Migrate Custom Searches and Snippets via David Ferguson
A simple workflow that will assist you in migrating Alfred 1.x Custom Searches and Snippets to Alfred 2. Install and type ‘migrate’ into Alfred to be provided with options of which action to run.
Open SSH with fuzzy autocompletion via Isometry
A workflow to open an ssh session (using the default ssh: protocol handler) with fuzzy host autocompletion (based on the contents of ~/.ssh/known_hosts and /etc/hosts)
Colors — a CSS color workflow via Tyler Eich
It can convert Hexadecimal, RGB, RGB percent, HSL, and CSS named colors to each other format. It can also handle 32-bit Hexadecimal (has alpha channel), RGBA, RGBA percent, and HSLA formats.
Rdio Workflow via David Ferguson
The Rdio workflow for Alfred 2 will allow you to control your local Rdio application, search for tracks, artists or albums to play, and also provide you with information about the currently playing track.
Gitfred: An Alfred 2 worflow for GitHub via Don Southard
I thought I would share my first workflow I created for the beta Alfred v2 called Gitfred. It is a workflow for interacting with your GitHub account, specifically for quickly launching repos, issues, and gists.
Finally saving the best for last, AlfredTweet 2. This workflow is so detailed and full featured, it feels like a mini-app within Alfred. It has username autocomplete for mentions and DMs. You can view your recent mentions and quickly reply. It is an extremely useful workflow. David has an awesome blog with even more really great workflows.
AlfredTweet 2 via David Ferguson
Quickly compose and send new tweets to all your followers, or send direct messages to your friends. You can also quickly reply to the last person who mentioned you.
If you think I missed a great workflow, or you have one of your own you would like to share, feel free to send us a link via email or twitter and we will consider updating the post to include it.
Overall, Alfred 2 lived up to my expectations and I feel satisfied with the new version. The workflows feature is unique and useful enough that I feel comfortable saying that feature alone is worth the price of the PowerPack license. Being able to manipulate Alfred's search results scratches a personal itch I have had ever since my first extension to convert movie files with Handbrake and wanting to display conversion details in Alfred's window. Now, with Alfred 2, that would actually be possible.
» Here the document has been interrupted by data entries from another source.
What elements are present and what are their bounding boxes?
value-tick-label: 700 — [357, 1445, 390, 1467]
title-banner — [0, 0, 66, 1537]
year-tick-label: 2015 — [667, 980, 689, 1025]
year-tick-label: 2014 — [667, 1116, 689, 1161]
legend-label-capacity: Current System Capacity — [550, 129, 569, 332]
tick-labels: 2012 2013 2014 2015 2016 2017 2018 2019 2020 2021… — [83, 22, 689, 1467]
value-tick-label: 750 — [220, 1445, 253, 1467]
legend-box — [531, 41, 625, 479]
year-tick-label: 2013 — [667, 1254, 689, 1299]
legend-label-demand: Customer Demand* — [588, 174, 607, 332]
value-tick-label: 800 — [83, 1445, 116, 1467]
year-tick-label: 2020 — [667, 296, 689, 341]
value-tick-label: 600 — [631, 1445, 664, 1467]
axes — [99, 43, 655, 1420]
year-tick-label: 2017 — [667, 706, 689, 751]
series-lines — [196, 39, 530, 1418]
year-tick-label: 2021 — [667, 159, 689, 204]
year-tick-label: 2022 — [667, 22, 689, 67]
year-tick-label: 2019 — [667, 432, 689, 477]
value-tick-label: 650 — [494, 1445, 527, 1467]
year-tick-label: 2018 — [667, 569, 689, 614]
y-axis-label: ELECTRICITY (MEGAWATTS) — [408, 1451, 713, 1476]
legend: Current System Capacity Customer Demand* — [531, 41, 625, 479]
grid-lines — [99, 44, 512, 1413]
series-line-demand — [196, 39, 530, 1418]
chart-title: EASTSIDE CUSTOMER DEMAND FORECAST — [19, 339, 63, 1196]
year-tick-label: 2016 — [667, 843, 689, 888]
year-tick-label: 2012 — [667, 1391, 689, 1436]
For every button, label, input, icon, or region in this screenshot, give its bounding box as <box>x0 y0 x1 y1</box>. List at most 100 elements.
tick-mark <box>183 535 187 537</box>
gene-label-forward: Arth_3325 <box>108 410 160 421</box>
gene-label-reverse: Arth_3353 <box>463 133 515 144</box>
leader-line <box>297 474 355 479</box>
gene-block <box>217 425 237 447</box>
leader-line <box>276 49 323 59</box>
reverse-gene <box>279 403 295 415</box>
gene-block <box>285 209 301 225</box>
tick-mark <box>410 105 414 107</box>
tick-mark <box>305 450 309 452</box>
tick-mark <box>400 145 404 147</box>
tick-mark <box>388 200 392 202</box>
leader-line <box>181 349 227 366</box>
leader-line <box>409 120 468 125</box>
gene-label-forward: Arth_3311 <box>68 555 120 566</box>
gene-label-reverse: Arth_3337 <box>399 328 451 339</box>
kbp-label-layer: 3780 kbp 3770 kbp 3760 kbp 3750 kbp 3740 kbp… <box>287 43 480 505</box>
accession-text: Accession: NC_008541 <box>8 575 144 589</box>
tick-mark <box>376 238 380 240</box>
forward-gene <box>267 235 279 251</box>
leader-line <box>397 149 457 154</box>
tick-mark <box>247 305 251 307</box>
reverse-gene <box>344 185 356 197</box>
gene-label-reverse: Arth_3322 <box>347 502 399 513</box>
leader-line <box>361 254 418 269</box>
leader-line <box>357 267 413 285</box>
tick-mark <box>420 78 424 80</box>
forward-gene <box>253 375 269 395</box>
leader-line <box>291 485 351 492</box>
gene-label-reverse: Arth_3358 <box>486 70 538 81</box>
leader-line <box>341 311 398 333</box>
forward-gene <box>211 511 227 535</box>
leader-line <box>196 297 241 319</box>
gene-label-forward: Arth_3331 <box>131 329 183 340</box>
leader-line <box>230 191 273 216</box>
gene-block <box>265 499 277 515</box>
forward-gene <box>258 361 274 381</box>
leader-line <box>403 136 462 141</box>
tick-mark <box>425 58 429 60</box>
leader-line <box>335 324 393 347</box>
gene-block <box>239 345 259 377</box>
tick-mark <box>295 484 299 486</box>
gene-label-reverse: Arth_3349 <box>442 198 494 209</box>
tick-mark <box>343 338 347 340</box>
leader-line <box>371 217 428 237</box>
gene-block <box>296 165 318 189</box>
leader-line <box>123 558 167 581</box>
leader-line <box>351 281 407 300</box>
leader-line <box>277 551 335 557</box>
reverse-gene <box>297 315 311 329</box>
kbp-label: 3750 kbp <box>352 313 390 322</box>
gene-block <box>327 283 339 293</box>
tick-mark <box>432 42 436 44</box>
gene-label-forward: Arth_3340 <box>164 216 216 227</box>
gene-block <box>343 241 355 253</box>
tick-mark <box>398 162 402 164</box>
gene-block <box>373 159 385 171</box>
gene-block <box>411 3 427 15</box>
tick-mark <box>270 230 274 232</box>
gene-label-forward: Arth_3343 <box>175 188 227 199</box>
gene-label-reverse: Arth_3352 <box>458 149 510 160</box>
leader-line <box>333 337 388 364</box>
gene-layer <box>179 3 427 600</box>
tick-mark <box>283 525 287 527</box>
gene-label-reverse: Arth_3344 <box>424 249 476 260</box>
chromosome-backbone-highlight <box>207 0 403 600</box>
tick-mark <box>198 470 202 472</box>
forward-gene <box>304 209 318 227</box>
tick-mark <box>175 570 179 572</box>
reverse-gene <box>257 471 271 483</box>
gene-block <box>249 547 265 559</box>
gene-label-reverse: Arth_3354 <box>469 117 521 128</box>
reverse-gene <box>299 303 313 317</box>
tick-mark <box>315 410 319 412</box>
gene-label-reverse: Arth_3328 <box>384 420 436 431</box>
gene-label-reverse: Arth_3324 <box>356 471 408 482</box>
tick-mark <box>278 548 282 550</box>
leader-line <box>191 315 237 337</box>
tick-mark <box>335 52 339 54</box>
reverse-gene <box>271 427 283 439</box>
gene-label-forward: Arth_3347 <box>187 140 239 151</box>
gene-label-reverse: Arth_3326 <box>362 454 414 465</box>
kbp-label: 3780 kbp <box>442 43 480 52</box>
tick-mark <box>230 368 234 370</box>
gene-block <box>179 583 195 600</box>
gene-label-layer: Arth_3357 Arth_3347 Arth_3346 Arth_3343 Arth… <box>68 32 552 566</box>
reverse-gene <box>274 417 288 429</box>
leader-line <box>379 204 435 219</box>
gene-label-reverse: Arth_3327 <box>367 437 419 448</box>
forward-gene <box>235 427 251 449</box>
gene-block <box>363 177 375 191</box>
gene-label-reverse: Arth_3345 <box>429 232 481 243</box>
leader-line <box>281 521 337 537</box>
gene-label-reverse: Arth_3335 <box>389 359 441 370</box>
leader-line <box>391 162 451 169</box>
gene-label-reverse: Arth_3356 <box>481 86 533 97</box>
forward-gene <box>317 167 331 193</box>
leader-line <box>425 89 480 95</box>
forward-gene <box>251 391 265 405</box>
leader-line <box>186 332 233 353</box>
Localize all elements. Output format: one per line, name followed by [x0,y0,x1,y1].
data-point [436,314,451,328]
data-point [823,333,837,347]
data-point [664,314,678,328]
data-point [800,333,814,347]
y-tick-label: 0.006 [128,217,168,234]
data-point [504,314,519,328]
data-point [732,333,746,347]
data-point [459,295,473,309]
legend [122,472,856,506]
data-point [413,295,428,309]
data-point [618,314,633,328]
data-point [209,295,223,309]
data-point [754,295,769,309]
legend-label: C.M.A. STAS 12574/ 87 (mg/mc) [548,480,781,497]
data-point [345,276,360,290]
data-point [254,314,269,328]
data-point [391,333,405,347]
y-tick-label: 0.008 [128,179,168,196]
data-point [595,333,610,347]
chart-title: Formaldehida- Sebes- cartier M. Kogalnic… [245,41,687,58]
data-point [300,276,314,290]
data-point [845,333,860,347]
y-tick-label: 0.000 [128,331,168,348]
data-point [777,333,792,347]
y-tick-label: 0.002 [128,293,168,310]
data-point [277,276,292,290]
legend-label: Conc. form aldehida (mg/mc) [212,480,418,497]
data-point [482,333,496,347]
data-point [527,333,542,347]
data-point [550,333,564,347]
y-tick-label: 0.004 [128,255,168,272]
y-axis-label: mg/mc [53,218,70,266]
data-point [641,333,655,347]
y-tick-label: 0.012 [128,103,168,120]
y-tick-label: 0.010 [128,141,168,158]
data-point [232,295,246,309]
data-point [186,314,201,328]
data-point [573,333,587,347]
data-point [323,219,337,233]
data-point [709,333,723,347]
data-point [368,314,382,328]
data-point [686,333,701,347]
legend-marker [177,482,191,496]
If there was one thing that I would have loved to see ship with Alfred 2, it would have been an easier method for finding, installing, and updating extensions directly from Alfred. I am sure the community will still find some crafty ways to update extensions remotely, however a native option would have been a killer feature.
For existing Alfred fans, Alfred 2 is a no brainer. If you are on the fence, you should download the free version and also check out the forums for inspiration on what you could do with a PowerPack license. Alfred 2 is available from the developers' website as a free download and for even more features, including workflows, you can purchase a PowerPack license.